Tayari Jones
Tayari Jones is an American novelist whose fiction has consistently illuminated the interior lives of Black Americans with emotional precision and moral seriousness, exploring how race, class, family, and love intersect and collide in contemporary life. Born in 1970 in Atlanta, Georgia, Jones grew up in the historically Black Atlanta University Center neighborhood, surrounded by the institutions and culture of Black middle-class Atlanta—an upbringing that has shaped the social texture of all her novels. She earned her BA from Spelman College, her MFA from the University of Iowa Writers’ Workshop, and a PhD from Arizona State University, and has taught creative writing at universities including Rutgers, the University of Tennessee, and Emory University.
Jones’s debut novel, Leaving Atlanta (2002), drew on the Atlanta child murders of 1979–1981 to explore the terror and resilience of a Black community under siege, told through three children’s perspectives. The novel established Jones’s gift for rendering childhood consciousness and community memory with documentary precision and novelistic intimacy. Her second novel, The Untelling (2005), examined the long aftermath of a car accident on a young woman and her family. Silver Sparrow (2011), perhaps her most structurally ambitious work before her breakthrough, explored a bigamous family in Atlanta through alternating perspectives of the two daughters—one legitimate, one secret—with shattering effect.

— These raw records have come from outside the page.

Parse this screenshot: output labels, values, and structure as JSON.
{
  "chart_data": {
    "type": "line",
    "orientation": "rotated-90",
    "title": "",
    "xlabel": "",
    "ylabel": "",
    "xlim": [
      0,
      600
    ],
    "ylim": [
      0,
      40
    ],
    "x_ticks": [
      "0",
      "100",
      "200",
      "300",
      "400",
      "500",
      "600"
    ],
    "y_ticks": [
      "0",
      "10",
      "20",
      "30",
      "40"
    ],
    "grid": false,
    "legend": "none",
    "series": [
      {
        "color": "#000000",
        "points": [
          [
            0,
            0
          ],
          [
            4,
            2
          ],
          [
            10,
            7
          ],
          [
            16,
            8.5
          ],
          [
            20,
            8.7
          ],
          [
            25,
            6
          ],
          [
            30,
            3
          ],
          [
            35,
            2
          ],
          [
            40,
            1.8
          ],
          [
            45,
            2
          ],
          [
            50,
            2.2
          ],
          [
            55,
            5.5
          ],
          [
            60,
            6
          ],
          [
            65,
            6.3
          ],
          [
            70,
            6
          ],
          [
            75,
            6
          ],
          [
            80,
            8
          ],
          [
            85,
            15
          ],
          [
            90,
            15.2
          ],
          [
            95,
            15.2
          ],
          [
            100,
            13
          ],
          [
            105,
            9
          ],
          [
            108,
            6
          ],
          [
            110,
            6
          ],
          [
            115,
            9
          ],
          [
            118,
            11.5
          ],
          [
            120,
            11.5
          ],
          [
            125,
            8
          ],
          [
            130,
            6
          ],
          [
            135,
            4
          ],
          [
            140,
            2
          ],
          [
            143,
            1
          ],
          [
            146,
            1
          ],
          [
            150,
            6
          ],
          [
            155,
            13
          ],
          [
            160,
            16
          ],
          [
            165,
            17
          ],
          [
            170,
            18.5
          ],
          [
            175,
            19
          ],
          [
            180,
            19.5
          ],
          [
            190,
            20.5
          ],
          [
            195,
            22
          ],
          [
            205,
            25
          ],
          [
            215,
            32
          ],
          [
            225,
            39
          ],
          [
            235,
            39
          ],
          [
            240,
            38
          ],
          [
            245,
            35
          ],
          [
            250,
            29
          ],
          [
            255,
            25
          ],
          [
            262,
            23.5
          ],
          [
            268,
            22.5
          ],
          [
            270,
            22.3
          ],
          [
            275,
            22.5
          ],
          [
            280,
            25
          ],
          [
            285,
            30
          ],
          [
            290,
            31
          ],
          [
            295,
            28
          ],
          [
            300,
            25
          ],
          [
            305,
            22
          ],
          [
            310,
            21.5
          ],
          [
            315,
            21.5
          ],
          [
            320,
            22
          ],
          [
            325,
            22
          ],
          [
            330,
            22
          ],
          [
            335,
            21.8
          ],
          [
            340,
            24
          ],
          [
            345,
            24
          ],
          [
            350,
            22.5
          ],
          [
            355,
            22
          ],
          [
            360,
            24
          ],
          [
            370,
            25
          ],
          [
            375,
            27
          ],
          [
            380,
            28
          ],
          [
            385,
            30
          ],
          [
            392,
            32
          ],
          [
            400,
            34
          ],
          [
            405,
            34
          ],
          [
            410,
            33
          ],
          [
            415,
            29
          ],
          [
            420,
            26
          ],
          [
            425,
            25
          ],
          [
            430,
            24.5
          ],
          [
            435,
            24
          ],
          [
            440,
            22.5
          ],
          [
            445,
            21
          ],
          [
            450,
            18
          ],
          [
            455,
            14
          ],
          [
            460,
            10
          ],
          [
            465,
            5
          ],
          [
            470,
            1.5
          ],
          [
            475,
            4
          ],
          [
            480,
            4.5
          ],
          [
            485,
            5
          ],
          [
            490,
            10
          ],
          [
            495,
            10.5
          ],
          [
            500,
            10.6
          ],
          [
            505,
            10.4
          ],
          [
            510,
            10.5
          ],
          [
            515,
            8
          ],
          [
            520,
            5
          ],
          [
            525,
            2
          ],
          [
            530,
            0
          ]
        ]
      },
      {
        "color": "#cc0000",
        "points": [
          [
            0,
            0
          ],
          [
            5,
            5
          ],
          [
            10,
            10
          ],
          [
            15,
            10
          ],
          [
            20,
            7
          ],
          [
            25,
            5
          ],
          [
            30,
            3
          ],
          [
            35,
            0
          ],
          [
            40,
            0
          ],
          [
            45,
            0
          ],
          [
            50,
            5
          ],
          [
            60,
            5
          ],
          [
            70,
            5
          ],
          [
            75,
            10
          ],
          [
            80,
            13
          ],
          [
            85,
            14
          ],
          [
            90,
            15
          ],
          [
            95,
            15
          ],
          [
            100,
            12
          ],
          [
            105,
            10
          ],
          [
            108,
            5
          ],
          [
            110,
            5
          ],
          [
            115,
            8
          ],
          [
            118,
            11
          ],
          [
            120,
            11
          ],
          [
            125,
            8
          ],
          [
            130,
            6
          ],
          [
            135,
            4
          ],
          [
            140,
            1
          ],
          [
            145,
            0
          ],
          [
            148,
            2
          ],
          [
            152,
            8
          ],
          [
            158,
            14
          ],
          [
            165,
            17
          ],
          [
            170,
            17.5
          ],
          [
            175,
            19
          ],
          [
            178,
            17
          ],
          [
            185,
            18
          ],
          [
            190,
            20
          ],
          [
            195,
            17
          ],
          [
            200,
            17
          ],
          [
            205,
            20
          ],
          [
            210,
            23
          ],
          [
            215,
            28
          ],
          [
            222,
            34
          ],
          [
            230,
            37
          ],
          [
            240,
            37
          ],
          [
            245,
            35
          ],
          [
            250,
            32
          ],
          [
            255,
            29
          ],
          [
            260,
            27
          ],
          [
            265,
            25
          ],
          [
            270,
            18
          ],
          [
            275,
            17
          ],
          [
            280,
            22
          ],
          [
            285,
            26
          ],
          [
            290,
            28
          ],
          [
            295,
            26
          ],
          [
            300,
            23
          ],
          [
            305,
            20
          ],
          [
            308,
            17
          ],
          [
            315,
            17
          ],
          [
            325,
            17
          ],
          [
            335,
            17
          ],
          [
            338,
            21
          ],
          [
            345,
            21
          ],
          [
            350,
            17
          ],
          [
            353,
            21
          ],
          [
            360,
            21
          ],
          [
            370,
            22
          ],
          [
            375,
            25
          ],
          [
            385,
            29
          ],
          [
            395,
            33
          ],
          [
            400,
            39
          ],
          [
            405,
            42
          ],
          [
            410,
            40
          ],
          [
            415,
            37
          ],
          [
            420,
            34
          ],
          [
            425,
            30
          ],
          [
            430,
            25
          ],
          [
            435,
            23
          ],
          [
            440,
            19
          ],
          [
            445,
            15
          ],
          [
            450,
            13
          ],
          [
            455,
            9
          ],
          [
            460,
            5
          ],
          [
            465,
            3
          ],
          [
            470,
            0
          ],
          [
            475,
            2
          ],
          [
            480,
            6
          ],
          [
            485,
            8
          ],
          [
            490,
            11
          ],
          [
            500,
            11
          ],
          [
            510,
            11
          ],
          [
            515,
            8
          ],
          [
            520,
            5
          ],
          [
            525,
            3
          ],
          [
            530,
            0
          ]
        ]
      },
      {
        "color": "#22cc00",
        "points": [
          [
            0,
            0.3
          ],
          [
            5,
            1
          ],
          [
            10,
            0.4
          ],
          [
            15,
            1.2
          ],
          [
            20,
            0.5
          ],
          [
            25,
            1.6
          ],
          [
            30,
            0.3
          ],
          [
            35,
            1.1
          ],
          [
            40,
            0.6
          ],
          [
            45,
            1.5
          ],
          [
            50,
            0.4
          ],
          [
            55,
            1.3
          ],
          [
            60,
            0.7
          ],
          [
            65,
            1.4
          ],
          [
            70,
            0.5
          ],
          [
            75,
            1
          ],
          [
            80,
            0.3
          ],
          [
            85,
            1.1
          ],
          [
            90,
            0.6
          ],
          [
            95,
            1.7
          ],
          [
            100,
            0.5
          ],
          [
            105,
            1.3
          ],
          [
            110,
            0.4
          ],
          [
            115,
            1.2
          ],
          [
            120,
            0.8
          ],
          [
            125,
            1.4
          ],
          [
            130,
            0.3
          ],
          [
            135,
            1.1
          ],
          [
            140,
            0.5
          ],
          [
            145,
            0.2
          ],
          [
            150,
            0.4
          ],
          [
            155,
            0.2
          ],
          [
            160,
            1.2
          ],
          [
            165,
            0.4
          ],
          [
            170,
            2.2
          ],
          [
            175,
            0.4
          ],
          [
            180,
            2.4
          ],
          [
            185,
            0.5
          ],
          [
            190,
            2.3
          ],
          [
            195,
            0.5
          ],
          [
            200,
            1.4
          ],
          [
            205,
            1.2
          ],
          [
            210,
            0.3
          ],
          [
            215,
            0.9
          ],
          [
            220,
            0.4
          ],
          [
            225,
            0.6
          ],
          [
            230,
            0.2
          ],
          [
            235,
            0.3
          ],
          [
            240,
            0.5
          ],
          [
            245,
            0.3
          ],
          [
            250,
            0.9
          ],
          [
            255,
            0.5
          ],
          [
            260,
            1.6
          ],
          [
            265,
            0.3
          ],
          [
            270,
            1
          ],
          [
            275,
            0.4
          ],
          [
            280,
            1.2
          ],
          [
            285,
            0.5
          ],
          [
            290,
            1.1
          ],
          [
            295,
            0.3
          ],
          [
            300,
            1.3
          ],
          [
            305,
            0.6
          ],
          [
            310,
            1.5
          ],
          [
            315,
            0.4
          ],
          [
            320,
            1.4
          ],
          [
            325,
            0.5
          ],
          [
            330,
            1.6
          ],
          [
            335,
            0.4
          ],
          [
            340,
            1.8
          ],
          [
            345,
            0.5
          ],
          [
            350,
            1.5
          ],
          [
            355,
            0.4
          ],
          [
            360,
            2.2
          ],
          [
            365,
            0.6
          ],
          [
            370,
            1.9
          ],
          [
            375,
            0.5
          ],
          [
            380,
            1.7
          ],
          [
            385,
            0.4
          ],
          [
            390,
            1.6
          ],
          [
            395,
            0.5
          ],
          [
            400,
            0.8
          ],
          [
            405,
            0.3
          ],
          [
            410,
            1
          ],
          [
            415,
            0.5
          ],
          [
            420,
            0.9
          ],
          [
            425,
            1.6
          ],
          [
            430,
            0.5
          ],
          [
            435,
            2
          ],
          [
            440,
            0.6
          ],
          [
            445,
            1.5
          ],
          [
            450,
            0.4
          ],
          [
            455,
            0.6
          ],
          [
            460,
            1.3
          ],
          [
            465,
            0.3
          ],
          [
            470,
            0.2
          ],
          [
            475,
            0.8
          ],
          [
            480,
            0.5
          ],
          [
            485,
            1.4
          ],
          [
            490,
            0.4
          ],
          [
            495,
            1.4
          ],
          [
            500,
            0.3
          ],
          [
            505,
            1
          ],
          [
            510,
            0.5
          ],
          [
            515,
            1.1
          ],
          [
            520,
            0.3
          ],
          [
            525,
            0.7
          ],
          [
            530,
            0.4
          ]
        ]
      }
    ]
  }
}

An American Marriage (2018), featured on WritersReview, catapulted Jones to the front ranks of American fiction. The novel follows Roy and Celestial, a young Black couple in Atlanta whose marriage is shattered when Roy is wrongfully convicted of a crime he did not commit. Told in alternating voices and through an exchange of letters, the novel explores not just the injustice of the carceral system but the quieter devastation it inflicts on the people who love those it imprisons—on marriages, dreams, and the individual self. Oprah Winfrey selected it for her Book Club, calling it “a landmark work in our national story,” and the novel became a number-one New York Times bestseller. It won the Women’s Prize for Fiction and was longlisted for the Booker Prize.
Jones’s prose is deceptively plain—she writes without stylistic showiness, trusting the emotional truth of her situations to generate their own intensity. She is a writer of tremendous psychological insight, particularly regarding the way people love imperfectly and the way external forces can corrupt the most intimate human bonds. Her novels are also deeply embedded in their Atlanta settings, documenting a Black middle-class experience that American fiction has historically underrepresented.
Jones has received fellowships from the Radcliffe Institute for Advanced Study, the Bread Loaf Writers’ Conference, and other institutions. She is a professor of creative writing at Emory University and remains one of the essential novelists in American literary fiction—a writer whose work is simultaneously a record of specific lives and an act of moral witness about justice, love, and what America does to its people.